Hmmmm, okay here goes...

1 - Clive Barker. I love Barker's work, The Great & Secret Show/Imajica/Weaveworld are among my favourite novels. I noticed a few in this thread had him in their list also, but not as many as I would have expected. Roll on Scarlet Gospels, need some new Barker in my life :)

2 - Dean Koontz. Face of Fear was the first full adult novel I ever read. He has such a catalogue to choose from too, granted some of the newer stuff is weaker (in my opinion) but still very, very good.

3 - J.R.R. Tolkien. Lord of the Rings is mind blowing the first time you read it. This effect may be dulled somewhat to newer readers, due to the films possibly.

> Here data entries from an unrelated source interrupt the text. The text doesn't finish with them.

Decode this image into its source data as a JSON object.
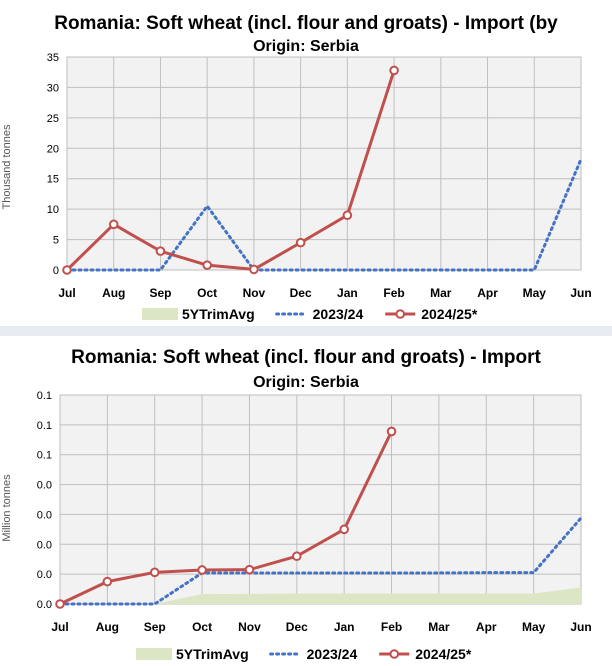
{
  "chart_data": [
    {
      "type": "line",
      "title": "Romania: Soft wheat (incl. flour and groats) - Import  (by",
      "subtitle": "Origin: Serbia",
      "ylabel": "Thousand tonnes",
      "xlabel": "",
      "categories": [
        "Jul",
        "Aug",
        "Sep",
        "Oct",
        "Nov",
        "Dec",
        "Jan",
        "Feb",
        "Mar",
        "Apr",
        "May",
        "Jun"
      ],
      "ylim": [
        0,
        35
      ],
      "yticks": [
        0,
        5,
        10,
        15,
        20,
        25,
        30,
        35
      ],
      "ytick_labels": [
        "0",
        "5",
        "10",
        "15",
        "20",
        "25",
        "30",
        "35"
      ],
      "grid": true,
      "legend_position": "bottom",
      "series": [
        {
          "name": "5YTrimAvg",
          "style": "area",
          "color": "#dce6c4",
          "values": [
            0,
            0,
            0,
            0,
            0,
            0,
            0,
            0,
            0,
            0,
            0,
            0
          ]
        },
        {
          "name": "2023/24",
          "style": "dotted",
          "color": "#4472c4",
          "values": [
            0,
            0,
            0,
            10.5,
            0,
            0,
            0,
            0,
            0,
            0,
            0,
            18.2
          ]
        },
        {
          "name": "2024/25*",
          "style": "solid-markers",
          "color": "#c0504d",
          "values": [
            0,
            7.5,
            3.1,
            0.8,
            0.1,
            4.5,
            9,
            32.8,
            null,
            null,
            null,
            null
          ]
        }
      ]
    },
    {
      "type": "line",
      "title": "Romania: Soft wheat (incl. flour and groats) - Import",
      "subtitle": "Origin: Serbia",
      "ylabel": "Million tonnes",
      "xlabel": "",
      "categories": [
        "Jul",
        "Aug",
        "Sep",
        "Oct",
        "Nov",
        "Dec",
        "Jan",
        "Feb",
        "Mar",
        "Apr",
        "May",
        "Jun"
      ],
      "ylim": [
        0,
        0.07
      ],
      "yticks": [
        0,
        0.01,
        0.02,
        0.03,
        0.04,
        0.05,
        0.06,
        0.07
      ],
      "ytick_labels": [
        "0.0",
        "0.0",
        "0.0",
        "0.0",
        "0.0",
        "0.1",
        "0.1",
        "0.1"
      ],
      "grid": true,
      "legend_position": "bottom",
      "series": [
        {
          "name": "5YTrimAvg",
          "style": "area",
          "color": "#dce6c4",
          "values": [
            0,
            0,
            0,
            0.0033,
            0.0034,
            0.0035,
            0.0035,
            0.0035,
            0.0035,
            0.0035,
            0.0035,
            0.0055
          ]
        },
        {
          "name": "2023/24",
          "style": "dotted",
          "color": "#4472c4",
          "values": [
            0,
            0,
            0,
            0.0104,
            0.0104,
            0.0104,
            0.0104,
            0.0104,
            0.0104,
            0.0105,
            0.0105,
            0.0288
          ]
        },
        {
          "name": "2024/25*",
          "style": "solid-markers",
          "color": "#c0504d",
          "values": [
            0,
            0.0075,
            0.0106,
            0.0114,
            0.0115,
            0.016,
            0.025,
            0.0578,
            null,
            null,
            null,
            null
          ]
        }
      ]
    }
  ]
}
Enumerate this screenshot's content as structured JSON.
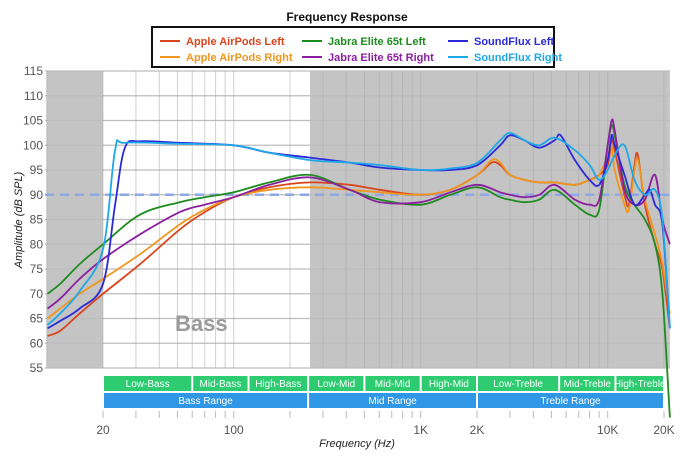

4 - George R R Martin. A Song of Fire and Ice is epic, gripping and up there with LOTR in the Fantasy stakes for me. I am so so glad that I read the books before watching the TV series (for the same reason as I gave for LOTR above). I just wish he would hurry up and release Book 6. I may have to re-read 1-5 when we get closer to it landing.

5 - Frank Herbert. The DUNE saga has to be one of the best sci-fi series ever created. Really want to get back to reading these again.

Honorable mention to Golding for Lord of the Flies, still one of my fave books of all time.
 

Grandpa

Well-Known Member
Mar 2, 2014
9,724
53,642
Colorado
I feel illiterate among you guys. As I've gotten older, and with the job that i have of going through thousands of words all...the...time, and with diminishing eyesight and glasses being uncomfortable, and finally with working a lot of hours and not having all that much "just sitting" free time, I've just gotten out of the habit of reading books except now and then I do, and I miss it. I do read lots of articles. Not the same, not at all.

Anyway.

1. John Steinbeck. I just haven't read anyone else where the vividness jumps off the page at me and grabs my eyeballs. His words explode, and like the best fireworks show, they don't diminish. They just keep coming. I like to write, and every time I read Steinbeck, I think, "[deleted][deleted] it all, I can never write like this."

2. Mark Twain. Where Steinbeck crushes my hope, Twain rebuilds it. Not because I could ever write like him - I can't. But he said something to the effect, "The words of the great authors are like wine. My words are like water. But everyone drinks water." Yeah. I can leave the wine with Steinbeck, and maybe I can pump a little water.

3. Evan Hunter. As Ed McBain in his 87th Precinct books, and as himself with such things as Sons and Every Little Crook and Nanny, he gave me many, many hours of reading pleasure.

4. Dave Barry. He makes me laugh.

5. Maybe James Clavell or James Michener. They write in Epic, but if I get bored, I can skip some chapters and still not lose much. And I get a sense of place for the places they write about. Besides, Michener gives me hope because he was kinda old when he started getting published.
 

muskrat

Dis-Member
Nov 8, 2010
4,518
19,564
Under your bed
1. Raymond Chandler
2. Jack Kerouac
3. Earl Thompson (all but forgotten--check out Garden of Sand and it's two sequels; this is some gritty, trashy, seventies gold, cats).
4. Mary Shelley--OH, I've got the biggest crush on Godwin's wayward daughter.
5. This new kid Steve King. I think he'll go places.

Not to mention Robert E. Howard, Lovecraft, Anais Nin, William Burroughs, Hunter Thompson, Dan Simmons, Laurence Block, Nabokov, Lord Byron, crazy ol Anne Rice (the early stuff, anyhow) and about a thousand others.